Hello fellow travelers!
Monday, we journeyed to Northern Wales where we had what seemed like a “castle marathon.” As you can probably guess, it was all about castles. Wales is one of the primary areas to find castles thanks, in part, to King Edward I of England who in the 13th century decided to build castles all over Wales. Monday, we visited four castles. I will be discussing only two of them here while my colleague, Tyler, will discuss the other two. So if you would like information on the other two castles visited, check out Tyler’s post.
One of the castles that we explored was Dolwyddelan Castle. Located in County Conwy in Northern Wales, this castle is situated on a motte overlooking the surrounding countryside. Because of its location inland, attacks on the castle were limited, allowing for more to have survived. It was built in the early part of the 13th century by Llywelyn the Great who was, at the time, the Prince of Gwynedd. When first built, it only contained a tower, but by the mid-13th century, King Edward I added another structure with an enclosure around the site, providing defenses for the castle. Unique to this type of castle was its construction by the Welsh instead of the English, and also, the windows within the castle are noticeably larger than their English counterparts. This is due to the defense strategies the Welsh used that required more space. As mentioned before, it was not attacked as often as other castles did due to it being so far inland. Nonetheless, the English did overtake it during the Civil War in the 17th century, but it fell out of use until the 1930s when it was placed in the hands of the Ministry of Works. It is currently under the protection of Cadw, the Welsh society in charge of historical environments.
Another castle that we visited on Monday was Rhuddlan Castle also located in North Wales. Built in 1277-1282 by James of St. George, the castle stands out among the Welsh countryside.

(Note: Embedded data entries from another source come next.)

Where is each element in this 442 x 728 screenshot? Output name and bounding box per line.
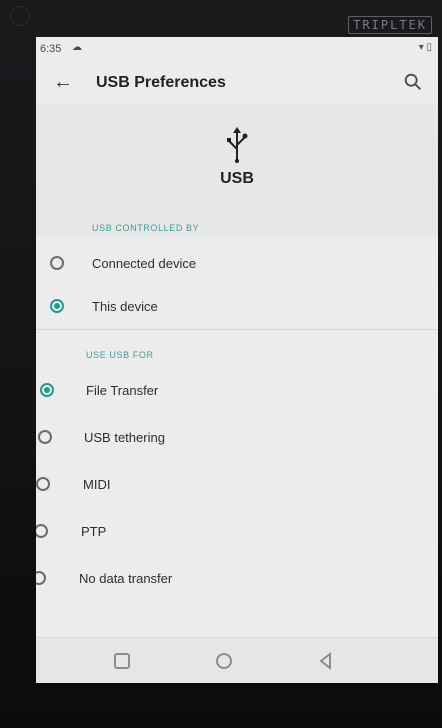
search-icon[interactable] <box>402 71 424 93</box>
status-time: 6:35 <box>40 43 62 55</box>
phone-screen: 6:35 ☁ ▾ ▯ ← USB Preferences USB USB CON… <box>36 37 438 683</box>
option-this-device[interactable]: This device <box>36 287 438 327</box>
usb-label: USB <box>220 170 254 187</box>
option-connected-device[interactable]: Connected device <box>36 244 438 284</box>
section-title-use-usb-for: USE USB FOR <box>86 350 154 360</box>
radio-this-device[interactable] <box>50 299 64 313</box>
radio-no-data-transfer[interactable] <box>36 571 46 585</box>
option-ptp[interactable]: PTP <box>36 512 438 552</box>
option-label: File Transfer <box>86 383 159 398</box>
brand-logo: TRIPLTEK <box>348 16 432 34</box>
app-bar: ← USB Preferences <box>36 61 438 105</box>
option-midi[interactable]: MIDI <box>36 465 438 505</box>
back-triangle-icon[interactable] <box>314 649 338 673</box>
navigation-bar <box>36 637 438 683</box>
option-no-data-transfer[interactable]: No data transfer <box>36 559 438 599</box>
back-arrow-icon[interactable]: ← <box>50 69 76 95</box>
page-title: USB Preferences <box>96 74 226 91</box>
recent-apps-square-icon[interactable] <box>110 649 134 673</box>
section-divider <box>36 329 438 330</box>
home-circle-icon[interactable] <box>212 649 236 673</box>
front-camera <box>10 6 30 26</box>
radio-usb-tethering[interactable] <box>38 430 52 444</box>
radio-ptp[interactable] <box>36 524 48 538</box>
option-usb-tethering[interactable]: USB tethering <box>36 418 438 458</box>
radio-connected-device[interactable] <box>50 256 64 270</box>
wifi-battery-icons: ▾ ▯ <box>418 42 432 53</box>
option-label: MIDI <box>83 477 111 492</box>
radio-midi[interactable] <box>36 477 50 491</box>
usb-icon <box>227 127 248 163</box>
radio-file-transfer[interactable] <box>40 383 54 397</box>
section-title-usb-controlled-by: USB CONTROLLED BY <box>92 223 200 233</box>
cloud-icon: ☁ <box>72 42 82 53</box>
option-label: This device <box>92 299 158 314</box>
option-label: Connected device <box>92 256 197 271</box>
option-label: USB tethering <box>84 430 165 445</box>
status-bar: 6:35 ☁ ▾ ▯ <box>36 37 438 61</box>
option-label: PTP <box>81 524 107 539</box>
option-file-transfer[interactable]: File Transfer <box>36 371 438 411</box>
option-label: No data transfer <box>79 571 173 586</box>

It is situated on a motte and was designed in a concentric style which includes having an inner and outer curtain wall. Not surprisingly enough, Edward I ordered to have it built during the Welsh Wars. Because of its inland location, a waterway was built alongside the outer curtain wall to allow food and supplies to be brought in from the sea not too far from the castle. In 1282, Edward I’s eighth daughter Elizabeth was born in the castle. Other than a few attacks in the late 13th and 14th centuries, the castle remained intact until the 16th century when the upkeep fell apart and its importance fell out of practice. During the Civil War, the castle was overtaken by Royalist troops and later was demolished in order to prevent further military use. The remnants of this act can be seen today. The outer curtain wall is almost entirely dismantled. Holes in the inner curtain wall show evidence of cannon fire. Windows and doorways are destroyed, also providing evidence of demolition. While the full castle doesn’t remain, the history and significance in the area make up for the lack of physical evidence. The Cadw are also in charge of the castle, providing care and protection to the structure.
Both of the castles explored here provide great examples of how Edward I created many castles during his reign. They also show contrast between an English and a Welsh castle. The histories of the castles provide evidence for use and are part of the Welsh history that remain to be seen.